Ve bahsettiğiniz siyasi partiler dışında seslerini çıkartmayanlar da var. Onlar da aslında seslerini çıkartmaya korkanlar. Şimdi siz diyeceksiniz “Asıl koruması gereken iktidar değil mi? Oradaki ölümlerin sorumlusu yönetenler değil midir?” diye. Cevap soruda gizli diyebilirim.

Sizce sosyal medyanın direnişlerdeki rolü nedir? Anaakım medyanın direnişlere karşı tutumunu nasıl değerlendiriyorsunuz?

Sosyal medya mı? Tam bir baş belası (gülüyor). İzin verirseniz önce medyanın tutumundan başlamak istiyorum. Medyanın bu tutumu sayesinde geçmişteki tutumlarının da aslında penguenden ibaret olduğunu anlamış olduk. Şimdiye kadar Türkiye’de neler oldu, nelerden habersiz kaldık diye sorgulamamızı sağladığı için teşekkür ediyoruz.

Bir şeyleri unutturmak için yapılan oyunları, hatta biraz geri gidersek bizi birbirimize düşürmek, bölmek için bilerek yapılan haberlerin bile farkına varabiliriz. Medyanın gücünün büyüklüğünü hepimiz biliyoruz.Medyanın tanımından biliyoruz ki tarafsız, doğru ve güncel bilgi vermeli. Maalesef haftalardır üç maddeden de yoksun bir medya var karşımızda. Örneklerini hepimiz hatırlıyoruz. Tabii bu süre zarfında işini doğru yapmaya çalışan medya kuruluşları da vardı. Ama demokrasiden gereken paylarının aldılar (para cezaları).

Gelelim sosyal medyaya. İlk defa sosyal medya bu kadar yerinde kullanıldı. İki medya arasındaki uçurumlardan anladık olayların nasıl çarpıtıldığını. Sosyal medya sayesinde gerçekleri öğrendik. Provokasyon, yalan haber elbette sosyal medyada da vardı ama işin aslı amatör haberciler sayesinde öğrenildi, aynı hızda yayıldı. Artık insanlar medyaya güvenmiyorlar, medya kendine bu güveni tekrar nasıl sağlatacak merak konusudur.

“Gezi bana insan olduğumu hatırlattı”

Gezi Parkı deneyiminin hayatınıza ne gibi etkileri oldu?

Sadece benim değil, giden herkesin öğrendiği en önemli şey insanı ayrım yapmadan sevmekti herhalde.
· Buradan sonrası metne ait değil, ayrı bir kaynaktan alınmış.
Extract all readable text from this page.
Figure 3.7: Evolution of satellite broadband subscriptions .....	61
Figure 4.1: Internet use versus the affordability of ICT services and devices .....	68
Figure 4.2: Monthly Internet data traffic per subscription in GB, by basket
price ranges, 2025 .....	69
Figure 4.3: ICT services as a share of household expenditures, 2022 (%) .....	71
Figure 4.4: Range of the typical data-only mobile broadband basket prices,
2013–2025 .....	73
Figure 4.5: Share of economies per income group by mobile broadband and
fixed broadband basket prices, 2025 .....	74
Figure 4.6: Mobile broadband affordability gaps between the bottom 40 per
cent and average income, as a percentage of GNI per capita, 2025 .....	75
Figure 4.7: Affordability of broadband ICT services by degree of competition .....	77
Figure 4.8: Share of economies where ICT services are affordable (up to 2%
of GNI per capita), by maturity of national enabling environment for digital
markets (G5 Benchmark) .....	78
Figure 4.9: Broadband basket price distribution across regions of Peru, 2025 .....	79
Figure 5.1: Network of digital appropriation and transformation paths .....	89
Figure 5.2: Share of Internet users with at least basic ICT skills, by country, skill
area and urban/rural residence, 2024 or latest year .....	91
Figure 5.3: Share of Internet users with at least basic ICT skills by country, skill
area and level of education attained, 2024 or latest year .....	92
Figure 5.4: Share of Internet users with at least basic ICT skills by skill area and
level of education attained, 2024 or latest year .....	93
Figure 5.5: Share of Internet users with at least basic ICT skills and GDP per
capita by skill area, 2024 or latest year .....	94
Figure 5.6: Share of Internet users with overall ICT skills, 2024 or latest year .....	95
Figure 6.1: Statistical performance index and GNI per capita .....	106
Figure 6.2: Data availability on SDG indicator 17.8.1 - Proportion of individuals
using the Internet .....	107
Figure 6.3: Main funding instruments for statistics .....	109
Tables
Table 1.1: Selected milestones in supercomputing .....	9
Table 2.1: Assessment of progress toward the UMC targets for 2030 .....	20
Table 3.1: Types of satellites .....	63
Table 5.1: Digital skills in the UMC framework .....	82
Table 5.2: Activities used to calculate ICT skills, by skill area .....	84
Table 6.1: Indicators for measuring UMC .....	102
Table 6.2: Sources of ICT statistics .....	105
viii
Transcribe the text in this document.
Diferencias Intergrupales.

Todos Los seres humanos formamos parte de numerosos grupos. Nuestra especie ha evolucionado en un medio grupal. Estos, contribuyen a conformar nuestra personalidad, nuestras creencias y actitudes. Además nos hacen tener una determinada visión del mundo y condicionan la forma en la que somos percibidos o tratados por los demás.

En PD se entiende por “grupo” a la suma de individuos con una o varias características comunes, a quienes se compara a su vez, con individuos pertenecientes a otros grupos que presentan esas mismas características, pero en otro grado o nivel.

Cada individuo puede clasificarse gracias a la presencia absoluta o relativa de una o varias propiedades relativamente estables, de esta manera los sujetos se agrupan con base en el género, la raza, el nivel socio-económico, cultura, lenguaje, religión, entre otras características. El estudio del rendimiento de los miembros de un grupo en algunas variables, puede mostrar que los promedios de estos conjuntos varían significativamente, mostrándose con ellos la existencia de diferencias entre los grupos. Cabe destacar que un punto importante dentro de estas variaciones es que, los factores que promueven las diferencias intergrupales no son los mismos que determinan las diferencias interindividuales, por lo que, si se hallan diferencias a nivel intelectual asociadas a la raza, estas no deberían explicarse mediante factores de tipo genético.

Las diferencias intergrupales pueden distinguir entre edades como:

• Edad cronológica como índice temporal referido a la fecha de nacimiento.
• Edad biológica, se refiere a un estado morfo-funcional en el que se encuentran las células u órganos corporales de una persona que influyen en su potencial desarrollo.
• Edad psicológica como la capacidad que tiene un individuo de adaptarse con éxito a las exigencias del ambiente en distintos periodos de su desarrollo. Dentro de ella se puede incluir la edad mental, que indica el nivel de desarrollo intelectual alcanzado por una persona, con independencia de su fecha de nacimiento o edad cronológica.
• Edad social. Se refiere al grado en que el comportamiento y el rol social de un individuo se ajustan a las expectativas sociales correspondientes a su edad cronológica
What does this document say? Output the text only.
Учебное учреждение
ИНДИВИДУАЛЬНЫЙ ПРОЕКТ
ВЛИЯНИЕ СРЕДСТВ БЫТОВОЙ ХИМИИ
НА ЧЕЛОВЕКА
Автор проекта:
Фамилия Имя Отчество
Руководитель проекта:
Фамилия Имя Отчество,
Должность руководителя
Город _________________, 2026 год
Kimse dini, mezhebi, siyasi görüşü, cinsiyeti, düşüncesinin ne olduğuna bakmadı.

En çok karşılaştığımız şey nedir bu ülkede? Ben söyleyeyim; acı ama insanların karşısındaki insanın dinini, Müslümanlığını sorgulaması. Oradaki insanlar bunu yapmadı. Gözaltına alınan direnişçilerden birinin boynunda haç kolyesinin olduğu bir fotoğraf vardı. Onun altına yapılan yorumları gördüm onlar adına utandım…

Gezi Parkı bana insan olduğumu hatırlattı. Gelecek için, kendimden sonraki nesil için harcadığım ilk çabaydı. Çaresizliği öğrendim. Yardım etmenin insanda oluşturduğu mutluluğun hiçbir şeye değişilmeyeceğini öğrendim. Bir de vicdansızlığın ne demek olduğunu!

Hükümetin gençlere yönelik söylemlerini nasıl değerlendiriyorsunuz? Sizce bu söylemlerin direnişe ne gibi etkileri oldu?

Evet zor bir soru aslında, zorluk nedeni de gayet açık. Hükümetin sert tavırlarının bu olaylara etkisi olduğu su götürmez bir gerçek. Hükümet halkıyla arasını açmamalı ve güvenini sarsmamalıydı. Ama gerek verilen sözlerde gerek yapılan davranışlarda fazlasıyla arasının açıldığı hatta bir yarış içine girdiğini görüyoruz.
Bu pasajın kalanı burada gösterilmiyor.